EVERY election has its theme, its dominating issue. This time it's the cabriolet toilet. Has there ever, anywhere in the world, been an electoral contest where cartoonists depict senior political figures sitting on the throne?

But there is a slight echo from the past. It never actually became a hot election issue, but there was another time when the government's provision of toilets provoked a lot of anger, mixed with hilarity.

Reader Ernie Robbertse reminds us of the bad old days when apartheid tenderpreneurs (yes, they were around then too) delivered toilets by the hundreds and thousands for township developments. They were properly built, it has to be said, and properly enclosed. Nothing shoddy about the toilet broeders.

The problem is, the apartheid planners often got it wrong. They forgot to organise with the builder broeders for the houses to be supplied. Stretches of otherwise bare veld had row upon row of toilets – "like beehives", as an incredulous judge once said when the matter came before him – but nobody to use them.

"It was amazing," says Ernie. "Thousands of toilets standing there in the veld. Not a single house built. The pictures were all over the newspapers. People forget those bad old days."

The issue is, of course, slightly different today. People yearn for the staid old sedan toilet. The cabriolet is just a little too sporty.

Official stamp

Various readers have sent in a warning, that has been going round by e-mail, that voters must be sure their ballot papers are stamped on the back with the official IEC imprimatur. If they are not stamped they will be disallowed. It comes, apparently, from somebody who worked at the ballot count in a previous election.

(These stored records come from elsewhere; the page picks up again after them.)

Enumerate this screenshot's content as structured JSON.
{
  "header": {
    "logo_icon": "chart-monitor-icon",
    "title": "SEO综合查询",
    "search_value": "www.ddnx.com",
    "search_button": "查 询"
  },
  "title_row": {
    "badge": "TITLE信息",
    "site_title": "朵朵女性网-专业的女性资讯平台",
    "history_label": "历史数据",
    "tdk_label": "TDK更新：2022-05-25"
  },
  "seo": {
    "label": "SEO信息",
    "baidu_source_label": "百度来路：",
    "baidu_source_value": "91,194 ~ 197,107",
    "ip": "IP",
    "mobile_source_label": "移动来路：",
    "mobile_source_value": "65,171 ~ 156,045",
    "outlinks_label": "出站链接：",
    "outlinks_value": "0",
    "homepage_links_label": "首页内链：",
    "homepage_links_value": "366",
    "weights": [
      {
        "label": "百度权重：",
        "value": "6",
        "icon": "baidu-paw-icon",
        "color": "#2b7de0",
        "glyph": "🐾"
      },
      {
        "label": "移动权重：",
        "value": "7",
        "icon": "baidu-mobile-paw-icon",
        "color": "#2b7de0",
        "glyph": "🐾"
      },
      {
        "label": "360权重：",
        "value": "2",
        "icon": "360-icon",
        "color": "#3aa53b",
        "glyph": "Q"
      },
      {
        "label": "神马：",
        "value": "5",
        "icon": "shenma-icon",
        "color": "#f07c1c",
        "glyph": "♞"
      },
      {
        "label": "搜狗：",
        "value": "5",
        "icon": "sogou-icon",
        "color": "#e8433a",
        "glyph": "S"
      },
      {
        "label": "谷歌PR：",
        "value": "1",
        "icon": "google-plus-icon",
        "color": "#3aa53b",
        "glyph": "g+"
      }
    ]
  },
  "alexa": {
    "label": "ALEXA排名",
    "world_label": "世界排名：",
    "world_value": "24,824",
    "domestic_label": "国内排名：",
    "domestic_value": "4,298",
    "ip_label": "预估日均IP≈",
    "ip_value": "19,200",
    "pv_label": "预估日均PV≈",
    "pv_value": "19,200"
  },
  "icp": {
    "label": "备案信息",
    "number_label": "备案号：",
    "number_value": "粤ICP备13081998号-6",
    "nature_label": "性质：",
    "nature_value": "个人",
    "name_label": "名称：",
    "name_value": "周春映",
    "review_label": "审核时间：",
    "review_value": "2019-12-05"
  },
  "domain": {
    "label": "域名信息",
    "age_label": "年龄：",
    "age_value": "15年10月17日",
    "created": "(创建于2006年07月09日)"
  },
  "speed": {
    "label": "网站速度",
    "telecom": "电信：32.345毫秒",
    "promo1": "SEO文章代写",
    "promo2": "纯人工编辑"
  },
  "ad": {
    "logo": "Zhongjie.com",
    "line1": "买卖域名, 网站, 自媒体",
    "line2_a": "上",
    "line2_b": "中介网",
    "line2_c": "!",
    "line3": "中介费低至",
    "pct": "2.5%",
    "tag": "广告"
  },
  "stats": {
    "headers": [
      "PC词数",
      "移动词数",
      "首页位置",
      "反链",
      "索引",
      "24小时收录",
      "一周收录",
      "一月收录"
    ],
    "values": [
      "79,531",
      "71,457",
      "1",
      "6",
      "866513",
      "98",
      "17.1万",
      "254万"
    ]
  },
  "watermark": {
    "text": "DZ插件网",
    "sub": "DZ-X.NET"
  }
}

A senior IEC official confirmed on the radio that this is the case, the e-mails make a valid point.

So before you make your "X", check for that stamp. Then double-check before you slip the ballot paper into the box. Otherwise you could be just wasting your time – and your vote.

Here today ...

AS THEY used to say in the bad old days: "Stem vroeg! Stem Nat! Stem dikwels!"

And where are the Nats today?

Dreadful virus

NEWS arrives by e-mail of yet another of these dreadful computer viruses. Even the most advanced programs from McAfee and Norton can do nothing about it. This one causes you to:

·         Send the same e-mail twice. Done that!

·         Send a blank e-mail. That too!

·         Send e-mail to the wrong person. Yep!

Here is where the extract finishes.